陆悦容笑着看他们打闹,问道:“怎么去了这么久才回来,是遇到什么事情了吗?”
纪峘看向她,回答:“是,泽安被二皇子搅得满城风雨,只希望大皇子早日为储,结束这皇室之争,不要再牵连我们池鱼了。”
“对了,”纪峘问道,“瀚漳的水匪之患是什么时候结束的?我在泽安没有收到任何消息。”
“一个多月前就结束了。”
纪峘点头,“那这次派遣而来的将军本领了得,三两个月就将水匪剿灭殆尽了。”
陆悦容但笑不语。
陆瑾淮却是要说的:“那当然!叔叔可是最厉害的人!”
“叔叔?”
“是呀,就是抓水匪的叔叔呀,”陆瑾淮指向院门旁的位置,“叔叔前段时间受了伤,在我们家住了两个多月呢。”

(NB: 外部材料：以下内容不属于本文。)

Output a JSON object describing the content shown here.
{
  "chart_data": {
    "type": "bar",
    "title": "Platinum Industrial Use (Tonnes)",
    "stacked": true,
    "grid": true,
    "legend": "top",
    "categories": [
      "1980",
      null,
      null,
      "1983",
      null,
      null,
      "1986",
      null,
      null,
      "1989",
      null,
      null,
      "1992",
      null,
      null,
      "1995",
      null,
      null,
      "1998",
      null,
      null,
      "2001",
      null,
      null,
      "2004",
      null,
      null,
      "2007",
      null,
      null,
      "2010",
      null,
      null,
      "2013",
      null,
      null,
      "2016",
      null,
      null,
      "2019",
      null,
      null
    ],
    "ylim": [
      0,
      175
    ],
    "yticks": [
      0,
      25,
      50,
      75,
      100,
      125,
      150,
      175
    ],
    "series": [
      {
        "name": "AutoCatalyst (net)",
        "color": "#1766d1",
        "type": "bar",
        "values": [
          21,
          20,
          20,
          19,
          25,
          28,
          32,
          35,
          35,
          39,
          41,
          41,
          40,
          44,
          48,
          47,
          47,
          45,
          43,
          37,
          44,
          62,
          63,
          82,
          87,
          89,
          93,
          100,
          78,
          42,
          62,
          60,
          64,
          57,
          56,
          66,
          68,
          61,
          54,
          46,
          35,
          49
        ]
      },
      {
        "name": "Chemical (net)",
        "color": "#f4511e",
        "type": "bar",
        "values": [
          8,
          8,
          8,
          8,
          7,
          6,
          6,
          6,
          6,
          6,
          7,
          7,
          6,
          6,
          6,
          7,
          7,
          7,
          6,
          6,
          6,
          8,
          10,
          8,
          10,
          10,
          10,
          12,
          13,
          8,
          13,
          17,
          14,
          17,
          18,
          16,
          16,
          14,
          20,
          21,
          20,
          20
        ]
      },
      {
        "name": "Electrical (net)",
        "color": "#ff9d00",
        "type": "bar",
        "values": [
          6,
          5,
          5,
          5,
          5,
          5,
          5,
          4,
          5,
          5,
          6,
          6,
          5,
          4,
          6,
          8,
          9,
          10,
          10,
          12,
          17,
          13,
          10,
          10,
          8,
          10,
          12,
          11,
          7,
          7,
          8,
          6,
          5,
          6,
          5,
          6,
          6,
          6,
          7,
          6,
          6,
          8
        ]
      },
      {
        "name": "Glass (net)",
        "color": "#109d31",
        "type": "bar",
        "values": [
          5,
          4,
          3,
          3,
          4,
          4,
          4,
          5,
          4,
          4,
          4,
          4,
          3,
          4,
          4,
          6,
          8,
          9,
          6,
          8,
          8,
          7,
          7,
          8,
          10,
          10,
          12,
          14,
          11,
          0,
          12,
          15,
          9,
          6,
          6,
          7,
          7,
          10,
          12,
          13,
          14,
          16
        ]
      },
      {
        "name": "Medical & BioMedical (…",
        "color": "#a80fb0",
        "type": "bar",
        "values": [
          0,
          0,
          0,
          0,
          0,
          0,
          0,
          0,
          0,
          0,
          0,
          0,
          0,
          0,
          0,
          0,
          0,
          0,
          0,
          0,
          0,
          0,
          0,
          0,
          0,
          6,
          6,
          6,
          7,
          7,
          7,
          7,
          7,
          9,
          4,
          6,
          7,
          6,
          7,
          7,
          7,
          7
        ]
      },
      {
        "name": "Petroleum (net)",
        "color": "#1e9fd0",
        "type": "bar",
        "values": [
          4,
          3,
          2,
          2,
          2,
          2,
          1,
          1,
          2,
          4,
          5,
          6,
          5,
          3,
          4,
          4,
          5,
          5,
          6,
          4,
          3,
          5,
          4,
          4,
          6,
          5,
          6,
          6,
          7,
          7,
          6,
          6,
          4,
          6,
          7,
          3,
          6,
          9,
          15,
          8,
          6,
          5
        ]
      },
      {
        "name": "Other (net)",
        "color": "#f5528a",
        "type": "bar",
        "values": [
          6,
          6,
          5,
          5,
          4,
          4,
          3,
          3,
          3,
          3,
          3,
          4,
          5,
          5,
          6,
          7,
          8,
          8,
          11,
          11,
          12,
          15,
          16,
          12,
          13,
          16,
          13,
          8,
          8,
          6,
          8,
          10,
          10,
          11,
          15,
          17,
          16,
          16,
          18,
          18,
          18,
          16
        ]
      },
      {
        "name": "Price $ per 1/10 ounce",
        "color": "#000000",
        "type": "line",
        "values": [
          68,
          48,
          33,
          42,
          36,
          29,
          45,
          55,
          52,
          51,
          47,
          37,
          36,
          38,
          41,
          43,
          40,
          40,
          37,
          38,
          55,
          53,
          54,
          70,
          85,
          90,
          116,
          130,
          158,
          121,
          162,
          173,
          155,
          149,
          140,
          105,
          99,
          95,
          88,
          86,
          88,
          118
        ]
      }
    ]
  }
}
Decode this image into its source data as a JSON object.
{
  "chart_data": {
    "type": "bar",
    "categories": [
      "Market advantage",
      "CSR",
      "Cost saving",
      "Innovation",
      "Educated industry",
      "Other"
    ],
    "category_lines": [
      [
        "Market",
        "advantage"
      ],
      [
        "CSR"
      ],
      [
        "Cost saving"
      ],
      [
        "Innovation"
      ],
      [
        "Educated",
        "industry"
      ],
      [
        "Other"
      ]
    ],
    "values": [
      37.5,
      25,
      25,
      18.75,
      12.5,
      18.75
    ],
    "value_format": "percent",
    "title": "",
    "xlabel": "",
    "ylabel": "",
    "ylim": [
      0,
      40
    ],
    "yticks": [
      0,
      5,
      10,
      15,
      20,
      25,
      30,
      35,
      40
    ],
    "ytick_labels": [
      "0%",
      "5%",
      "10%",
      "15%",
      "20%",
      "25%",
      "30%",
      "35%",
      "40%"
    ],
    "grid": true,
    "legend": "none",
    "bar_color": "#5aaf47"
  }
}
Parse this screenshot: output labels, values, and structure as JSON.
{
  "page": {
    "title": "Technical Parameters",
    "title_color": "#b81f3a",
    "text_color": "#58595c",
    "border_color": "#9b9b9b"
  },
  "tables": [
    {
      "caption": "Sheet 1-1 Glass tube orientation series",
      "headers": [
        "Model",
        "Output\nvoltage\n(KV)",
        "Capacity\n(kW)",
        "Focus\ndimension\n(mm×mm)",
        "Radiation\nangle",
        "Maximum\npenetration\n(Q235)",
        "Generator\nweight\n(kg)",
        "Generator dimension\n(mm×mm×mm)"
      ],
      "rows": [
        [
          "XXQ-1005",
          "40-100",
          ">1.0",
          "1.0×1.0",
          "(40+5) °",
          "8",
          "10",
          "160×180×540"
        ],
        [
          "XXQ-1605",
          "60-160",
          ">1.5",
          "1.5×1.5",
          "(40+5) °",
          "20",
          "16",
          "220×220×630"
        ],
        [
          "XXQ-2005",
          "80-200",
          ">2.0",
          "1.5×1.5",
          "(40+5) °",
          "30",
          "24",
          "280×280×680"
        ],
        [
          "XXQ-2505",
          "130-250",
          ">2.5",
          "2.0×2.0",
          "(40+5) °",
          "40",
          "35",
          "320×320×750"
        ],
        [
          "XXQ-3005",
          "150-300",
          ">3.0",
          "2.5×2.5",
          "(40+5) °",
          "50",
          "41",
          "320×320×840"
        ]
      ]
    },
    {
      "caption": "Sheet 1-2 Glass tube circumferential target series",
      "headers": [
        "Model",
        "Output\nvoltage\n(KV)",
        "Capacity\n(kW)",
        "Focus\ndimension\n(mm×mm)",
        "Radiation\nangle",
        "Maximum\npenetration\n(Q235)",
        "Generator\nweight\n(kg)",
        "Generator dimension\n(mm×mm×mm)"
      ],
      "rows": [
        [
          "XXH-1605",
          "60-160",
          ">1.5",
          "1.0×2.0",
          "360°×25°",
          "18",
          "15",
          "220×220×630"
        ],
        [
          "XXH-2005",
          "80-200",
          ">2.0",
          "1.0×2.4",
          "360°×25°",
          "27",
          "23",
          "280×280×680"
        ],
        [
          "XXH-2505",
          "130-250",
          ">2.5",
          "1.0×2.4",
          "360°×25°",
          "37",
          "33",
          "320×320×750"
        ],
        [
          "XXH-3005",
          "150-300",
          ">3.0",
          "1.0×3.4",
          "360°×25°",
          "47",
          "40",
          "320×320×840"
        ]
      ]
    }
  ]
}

邱戎站在那儿,从纪峘进门之后,便面无表情地看着他们三人对话。
他看着陆悦容笑着和对方说话,陆瑾淮也对他亲密有加。
就好像他们才是一家人,而自己不过是一个旁观者。
昨晚品尝的苦涩,成倍增长地翻涌在胸腔里。
他在想,分离了五年再重逢,自己是不是出现得太迟了?
纪峘顺着陆瑾淮指着的方向,转过身看去。
然后就和五年未见的老朋友对视上了。